Traders should monitor seismic activity reports from the USGS in real time, as significant earthquakes are typically catalogued within hours of occurrence. The resolution window closes 10 May 2026 at midnight UTC, after which the final count becomes fixed. Any substantial seismic event during the period—whether in active zones like the Pacific Ring of Fire or less predictable regions—would immediately alter the market's outcome. The wide disparity between historical earthquake frequency and current market pricing creates potential asymmetry for traders evaluating the underlying probabilities.
Resolution is handled by the UMA optimistic oracle on Polygon. A proposer submits the outcome, a two-hour dispute window opens, and if no one stakes a counter-claim the payout is final. Contested outcomes escalate to UMA token-holder voting. Payouts clear in USDC to the winning side.

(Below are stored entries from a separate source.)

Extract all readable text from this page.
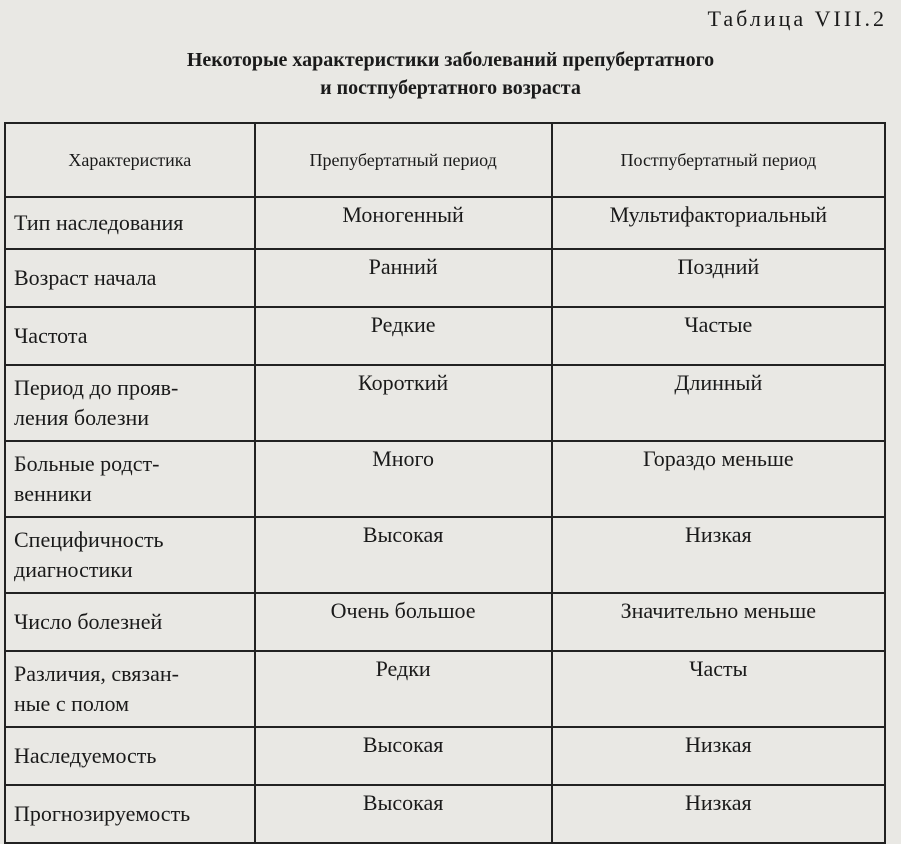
Таблица VIII.2
Некоторые характеристики заболеваний препубертатного
и постпубертатного возраста
Характеристика	Препубертатный период	Постпубертатный период
Тип наследования	Моногенный	Мультифакториальный
Возраст начала	Ранний	Поздний
Частота	Редкие	Частые
Период до прояв-
ления болезни	Короткий	Длинный
Больные родст-
венники	Много	Гораздо меньше
Специфичность
диагностики	Высокая	Низкая
Число болезней	Очень большое	Значительно меньше
Различия, связан-
ные с полом	Редки	Часты
Наследуемость	Высокая	Низкая
Прогнозируемость	Высокая	Низкая
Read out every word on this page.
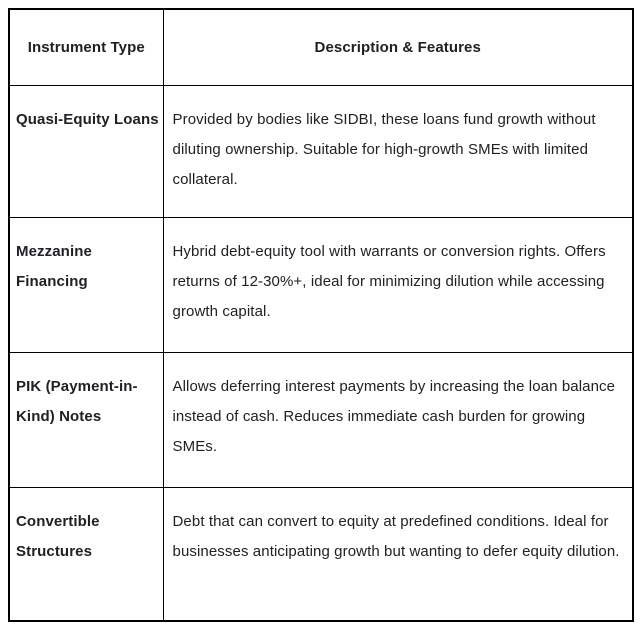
Instrument Type	Description & Features
Quasi-Equity Loans	Provided by bodies like SIDBI, these loans fund growth without diluting ownership. Suitable for high-growth SMEs with limited collateral.
Mezzanine Financing	Hybrid debt-equity tool with warrants or conversion rights. Offers returns of 12-30%+, ideal for minimizing dilution while accessing growth capital.
PIK (Payment-in-Kind) Notes	Allows deferring interest payments by increasing the loan balance instead of cash. Reduces immediate cash burden for growing SMEs.
Convertible Structures	Debt that can convert to equity at predefined conditions. Ideal for businesses anticipating growth but wanting to defer equity dilution.
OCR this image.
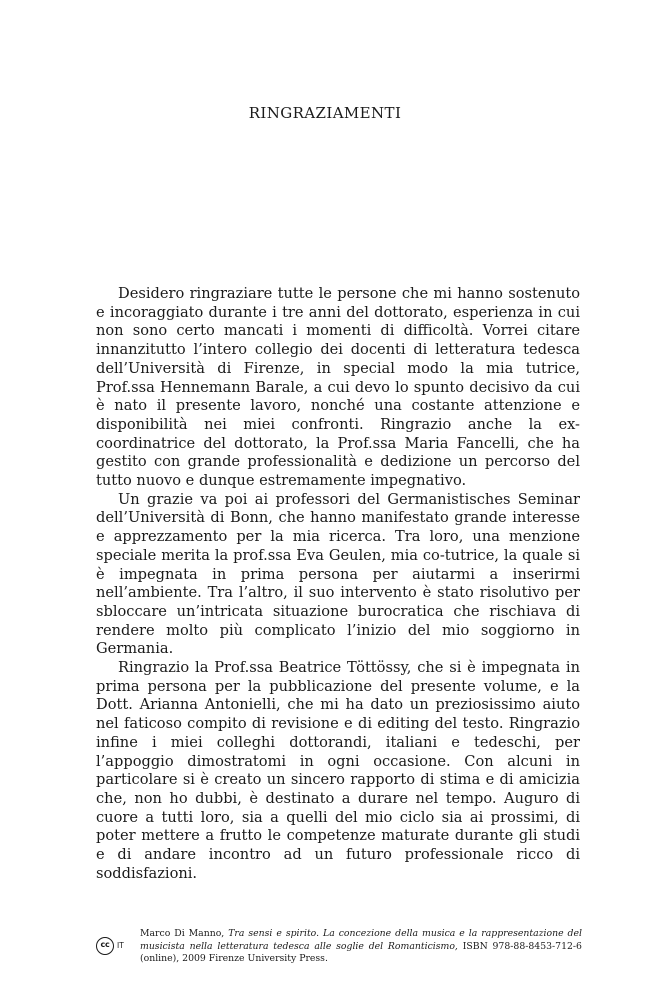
RINGRAZIAMENTI

Desidero ringraziare tutte le persone che mi hanno sostenuto e incoraggiato durante i tre anni del dottorato, esperienza in cui non sono certo mancati i momenti di difficoltà. Vorrei citare innanzitutto l’intero collegio dei docenti di letteratura tedesca dell’Università di Firenze, in special modo la mia tutrice, Prof.ssa Hennemann Barale, a cui devo lo spunto decisivo da cui è nato il presente lavoro, nonché una costante attenzione e disponibilità nei miei confronti. Ringrazio anche la ex-coordinatrice del dottorato, la Prof.ssa Maria Fancelli, che ha gestito con grande professionalità e dedizione un percorso del tutto nuovo e dunque estremamente impegnativo.

Un grazie va poi ai professori del Germanistisches Seminar dell’Università di Bonn, che hanno manifestato grande interesse e apprezzamento per la mia ricerca. Tra loro, una menzione speciale merita la prof.ssa Eva Geulen, mia co-tutrice, la quale si è impegnata in prima persona per aiutarmi a inserirmi nell’ambiente. Tra l’altro, il suo intervento è stato risolutivo per sbloccare un’intricata situazione burocratica che rischiava di rendere molto più complicato l’inizio del mio soggiorno in Germania.

Ringrazio la Prof.ssa Beatrice Töttössy, che si è impegnata in prima persona per la pubblicazione del presente volume, e la Dott. Arianna Antonielli, che mi ha dato un preziosissimo aiuto nel faticoso compito di revisione e di editing del testo. Ringrazio infine i miei colleghi dottorandi, italiani e tedeschi, per l’appoggio dimostratomi in ogni occasione. Con alcuni in particolare si è creato un sincero rapporto di stima e di amicizia che, non ho dubbi, è destinato a durare nel tempo. Auguro di cuore a tutti loro, sia a quelli del mio ciclo sia ai prossimi, di poter mettere a frutto le competenze maturate durante gli studi e di andare incontro ad un futuro professionale ricco di soddisfazioni.

cc	IT
Marco Di Manno, Tra sensi e spirito. La concezione della musica e la rappresentazione del musicista nella letteratura tedesca alle soglie del Romanticismo, ISBN 978-88-8453-712-6 (online), 2009 Firenze University Press.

The mechanics for trading "How many 5.5 or above earthquakes May 4 - May 10?" are the same as any other PolyGram event contract. Each YES share resolves to $1 if the event happens, or $0 if it doesn't. The current price between 0¢ and 100¢ is the market's probability estimate, set live by the order book.
$147K in lifetime turnover and $0 of resting liquidity puts this market in the top 30% by volume for science contracts on PolyGram. Order-book depth is thin — large orders may need to be split across the book or executed as limit orders.
Last 24 hours alone saw $4K in turnover, consistent with the market's lifetime daily-average pace.
The market has been open for under a month — fresh enough that information asymmetry remains a real factor.
Higher-volume markets tend to have tighter spreads and faster price discovery — meaning the displayed YES/NO percentages are more likely to reflect the true crowd-implied probability rather than a single trader's directional view.
Resolution is handled by the UMA optimistic oracle on Polygon. A proposer submits the outcome, a 2-hour dispute window opens, and if uncontested the payout is final. Contested outcomes escalate to UMA token holders.
This prediction market is scheduled to close on 10 May 2026. After the resolving event occurs, settlement typically clears within 24 hours once the UMA optimistic oracle confirms the outcome. All payouts are in USDC on the Polygon network.
To trade on this prediction market, create a free PolyGram account at polygram.ink, deposit USDC via Polygon, and place a YES or NO order on the outcome you believe in. You can learn more on our how-it-works page. Your maximum loss is limited to your stake — there is no leverage or margin.
When the outcome is determined, winning YES shares pay out $1.00 each in USDC, while losing shares pay $0. Settlement is handled by the UMA optimistic oracle on Polygon — a proposer submits the result, a two-hour dispute window opens, and if uncontested, payouts are distributed automatically. You can withdraw your winnings to any Polygon wallet.
Prediction-market positions can lose 100% of staked capital. Outcomes are uncertain by definition — historical accuracy of crowd-implied probabilities is high in aggregate but not for any single market. PolyGram does not provide investment advice. Trade only with capital you can afford to lose.
Regulatory status varies by jurisdiction. Germany, the United States, and most EU countries treat Polymarket-style event contracts under one of three frameworks: financial derivative, gambling product, or unregulated novel asset. Consult local counsel before trading.